PURPOSE: The purpose of this study is to perform an extensive investigation of an approximately 2.5 mm long 90Sr/90Y source designed for treating wet age-related macular degeneration. METHODS: As part of this investigation, a NIST-traceable absorbed dose to water calibration technique was established, and a source deployment verification test was developed. The influence of treatment cannula construction tolerance on the measurements as well as the dose delivered to the patient was investigated using the Monte Carlo code MCNP5. Variation between production cannulae was quantified experimentally using a well-type ionization chamber, and additional measurements along with Monte Carlo calculations of the collimating insert used for source deployment verification were performed to validate the model. RESULTS: Maximum variation in the integrated target dose was seen when the source was shifted laterally within the treatment cannula. For the well chamber measurements, the observed standard deviation in ionization current for a single source placed in different reference cannulae was +/-0.3%, with a maximum observed range of less than +/-0.5%. Clinical cannulae in the collimating insert showed an average of 17.8% +/-0.4% of the reference signal when sources were fully deployed compared to 18.5% predicted by Monte Carlo calculations. This discrepancy has been attributed primarily to construction of the collimator since the collimation gap was observed to be approximately 0.025-0.075 mm smaller than specified.

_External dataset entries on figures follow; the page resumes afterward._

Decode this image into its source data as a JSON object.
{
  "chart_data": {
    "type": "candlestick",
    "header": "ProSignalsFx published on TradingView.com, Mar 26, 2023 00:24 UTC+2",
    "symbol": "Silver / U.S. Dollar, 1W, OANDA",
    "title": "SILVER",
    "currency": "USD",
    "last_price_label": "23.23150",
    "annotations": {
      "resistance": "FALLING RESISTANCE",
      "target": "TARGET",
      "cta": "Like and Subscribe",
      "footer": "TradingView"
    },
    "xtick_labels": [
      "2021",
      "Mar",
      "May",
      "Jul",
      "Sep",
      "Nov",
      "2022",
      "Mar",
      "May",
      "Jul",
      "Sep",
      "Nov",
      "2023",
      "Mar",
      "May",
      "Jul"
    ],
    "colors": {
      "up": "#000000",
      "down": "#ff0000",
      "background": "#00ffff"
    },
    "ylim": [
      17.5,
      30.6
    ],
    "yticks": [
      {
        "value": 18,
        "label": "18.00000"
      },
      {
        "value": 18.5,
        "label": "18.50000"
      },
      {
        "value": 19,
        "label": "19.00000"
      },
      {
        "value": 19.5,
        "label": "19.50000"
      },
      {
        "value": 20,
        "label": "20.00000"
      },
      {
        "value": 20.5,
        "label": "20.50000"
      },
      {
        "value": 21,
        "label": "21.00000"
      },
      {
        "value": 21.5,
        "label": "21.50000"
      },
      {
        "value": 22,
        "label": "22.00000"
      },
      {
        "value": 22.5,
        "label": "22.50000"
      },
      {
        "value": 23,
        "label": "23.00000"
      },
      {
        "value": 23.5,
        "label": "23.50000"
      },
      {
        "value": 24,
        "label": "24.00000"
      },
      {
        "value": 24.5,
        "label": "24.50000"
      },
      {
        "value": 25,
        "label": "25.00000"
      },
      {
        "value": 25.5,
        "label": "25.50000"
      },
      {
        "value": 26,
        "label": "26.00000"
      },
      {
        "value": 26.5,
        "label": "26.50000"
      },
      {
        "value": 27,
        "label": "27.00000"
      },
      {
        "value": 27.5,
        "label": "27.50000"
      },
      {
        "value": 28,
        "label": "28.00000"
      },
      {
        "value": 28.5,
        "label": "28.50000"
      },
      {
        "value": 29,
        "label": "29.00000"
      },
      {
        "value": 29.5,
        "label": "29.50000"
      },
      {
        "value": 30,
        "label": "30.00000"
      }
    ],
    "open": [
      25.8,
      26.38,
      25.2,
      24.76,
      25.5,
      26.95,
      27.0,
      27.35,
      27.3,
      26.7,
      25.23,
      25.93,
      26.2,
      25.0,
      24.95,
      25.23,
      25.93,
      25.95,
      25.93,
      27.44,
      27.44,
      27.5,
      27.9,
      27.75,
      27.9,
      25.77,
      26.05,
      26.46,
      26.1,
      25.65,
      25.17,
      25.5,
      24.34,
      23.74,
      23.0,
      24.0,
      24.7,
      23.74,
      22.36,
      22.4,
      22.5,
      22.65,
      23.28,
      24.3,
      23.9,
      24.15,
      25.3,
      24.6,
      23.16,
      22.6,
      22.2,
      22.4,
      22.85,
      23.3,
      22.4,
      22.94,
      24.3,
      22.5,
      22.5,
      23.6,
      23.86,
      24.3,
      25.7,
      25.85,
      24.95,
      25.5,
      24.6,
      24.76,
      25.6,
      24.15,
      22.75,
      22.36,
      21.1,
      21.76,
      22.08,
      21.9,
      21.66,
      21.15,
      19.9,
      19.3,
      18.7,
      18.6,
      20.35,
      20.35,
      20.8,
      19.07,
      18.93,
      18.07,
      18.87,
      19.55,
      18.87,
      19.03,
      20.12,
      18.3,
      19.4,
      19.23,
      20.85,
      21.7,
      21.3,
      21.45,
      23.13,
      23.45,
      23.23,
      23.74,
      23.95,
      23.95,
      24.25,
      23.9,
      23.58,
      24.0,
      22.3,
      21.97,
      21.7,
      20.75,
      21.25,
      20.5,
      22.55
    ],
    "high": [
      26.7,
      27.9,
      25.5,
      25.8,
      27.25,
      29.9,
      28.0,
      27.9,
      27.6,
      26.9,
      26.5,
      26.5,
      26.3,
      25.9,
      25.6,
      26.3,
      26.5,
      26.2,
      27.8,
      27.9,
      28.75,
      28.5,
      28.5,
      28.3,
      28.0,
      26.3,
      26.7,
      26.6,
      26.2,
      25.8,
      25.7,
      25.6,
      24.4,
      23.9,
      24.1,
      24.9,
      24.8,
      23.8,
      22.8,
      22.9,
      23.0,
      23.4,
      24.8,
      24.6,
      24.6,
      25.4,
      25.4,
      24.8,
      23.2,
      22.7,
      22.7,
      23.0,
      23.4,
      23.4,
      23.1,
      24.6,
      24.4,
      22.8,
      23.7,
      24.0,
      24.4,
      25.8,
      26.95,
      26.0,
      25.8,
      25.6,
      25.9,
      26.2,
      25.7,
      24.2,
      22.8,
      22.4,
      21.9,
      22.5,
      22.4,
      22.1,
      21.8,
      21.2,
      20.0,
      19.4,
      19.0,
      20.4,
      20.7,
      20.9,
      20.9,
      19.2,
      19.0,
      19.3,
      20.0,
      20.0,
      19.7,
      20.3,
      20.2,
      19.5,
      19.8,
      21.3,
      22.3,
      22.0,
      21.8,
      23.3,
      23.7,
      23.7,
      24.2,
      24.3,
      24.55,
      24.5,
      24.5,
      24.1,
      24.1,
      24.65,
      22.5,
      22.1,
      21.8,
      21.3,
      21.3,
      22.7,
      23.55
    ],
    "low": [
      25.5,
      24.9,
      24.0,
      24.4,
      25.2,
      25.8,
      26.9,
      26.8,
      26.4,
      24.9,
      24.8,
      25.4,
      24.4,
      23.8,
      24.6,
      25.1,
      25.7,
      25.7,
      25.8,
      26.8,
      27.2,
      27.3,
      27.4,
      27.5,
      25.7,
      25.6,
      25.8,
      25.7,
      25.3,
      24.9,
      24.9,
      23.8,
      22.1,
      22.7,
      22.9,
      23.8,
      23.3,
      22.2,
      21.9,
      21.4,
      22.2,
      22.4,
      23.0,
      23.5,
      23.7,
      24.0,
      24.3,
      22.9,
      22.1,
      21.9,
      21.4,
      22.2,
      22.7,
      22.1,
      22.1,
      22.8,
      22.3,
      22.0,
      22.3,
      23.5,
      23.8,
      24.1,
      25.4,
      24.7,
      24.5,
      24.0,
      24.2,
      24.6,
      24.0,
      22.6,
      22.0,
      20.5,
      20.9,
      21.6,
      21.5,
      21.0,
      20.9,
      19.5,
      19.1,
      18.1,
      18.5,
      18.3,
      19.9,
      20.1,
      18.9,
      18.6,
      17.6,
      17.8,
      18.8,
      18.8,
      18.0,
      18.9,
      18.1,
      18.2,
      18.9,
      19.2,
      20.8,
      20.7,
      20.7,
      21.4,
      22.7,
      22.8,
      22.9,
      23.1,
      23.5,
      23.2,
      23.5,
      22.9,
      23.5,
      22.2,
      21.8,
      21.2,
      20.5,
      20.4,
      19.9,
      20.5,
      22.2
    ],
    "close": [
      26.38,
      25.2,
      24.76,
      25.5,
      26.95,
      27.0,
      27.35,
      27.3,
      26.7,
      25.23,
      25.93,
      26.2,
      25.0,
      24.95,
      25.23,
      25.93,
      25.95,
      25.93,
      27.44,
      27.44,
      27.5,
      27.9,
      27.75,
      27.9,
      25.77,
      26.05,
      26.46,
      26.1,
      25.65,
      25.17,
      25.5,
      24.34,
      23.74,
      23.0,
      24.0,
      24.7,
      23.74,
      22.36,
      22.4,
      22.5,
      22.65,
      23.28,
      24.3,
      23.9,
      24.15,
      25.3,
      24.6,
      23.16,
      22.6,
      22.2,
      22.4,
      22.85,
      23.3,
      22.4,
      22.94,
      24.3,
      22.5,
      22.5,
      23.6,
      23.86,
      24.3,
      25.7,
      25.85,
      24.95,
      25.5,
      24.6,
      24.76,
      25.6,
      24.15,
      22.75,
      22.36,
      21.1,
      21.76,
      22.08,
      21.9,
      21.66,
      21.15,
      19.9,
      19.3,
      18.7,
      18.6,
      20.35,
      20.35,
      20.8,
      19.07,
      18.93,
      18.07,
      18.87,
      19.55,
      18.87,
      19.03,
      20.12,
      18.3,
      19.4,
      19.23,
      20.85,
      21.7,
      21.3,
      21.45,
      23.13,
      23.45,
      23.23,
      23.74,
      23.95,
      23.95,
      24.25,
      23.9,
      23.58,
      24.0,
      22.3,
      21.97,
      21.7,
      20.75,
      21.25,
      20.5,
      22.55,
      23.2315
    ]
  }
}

Construction tolerance of the well chamber insert as well as position tolerance of the cannula tip were both investigated, and their influence on the predicted signal was quantified. Additional measurements along with Monte Carlo based calculations of the collimating insert with polyethylene spacers added to the setup were performed to validate the Monte Carlo model. The shimmed Monte Carlo and measured data agree to within 1%, which is a magnitude difference of approximately 0.1% of the reference signal. CONCLUSIONS: This investigation confirms that the signal for an acceptably deployed source in the collimating insert is between 17.5% and 21.5% of the reference signal, as calculated using Monte Carlo models. Clinical cannulae for which the source deployment verification measurement falls outside the acceptable range should not be used to treat patients.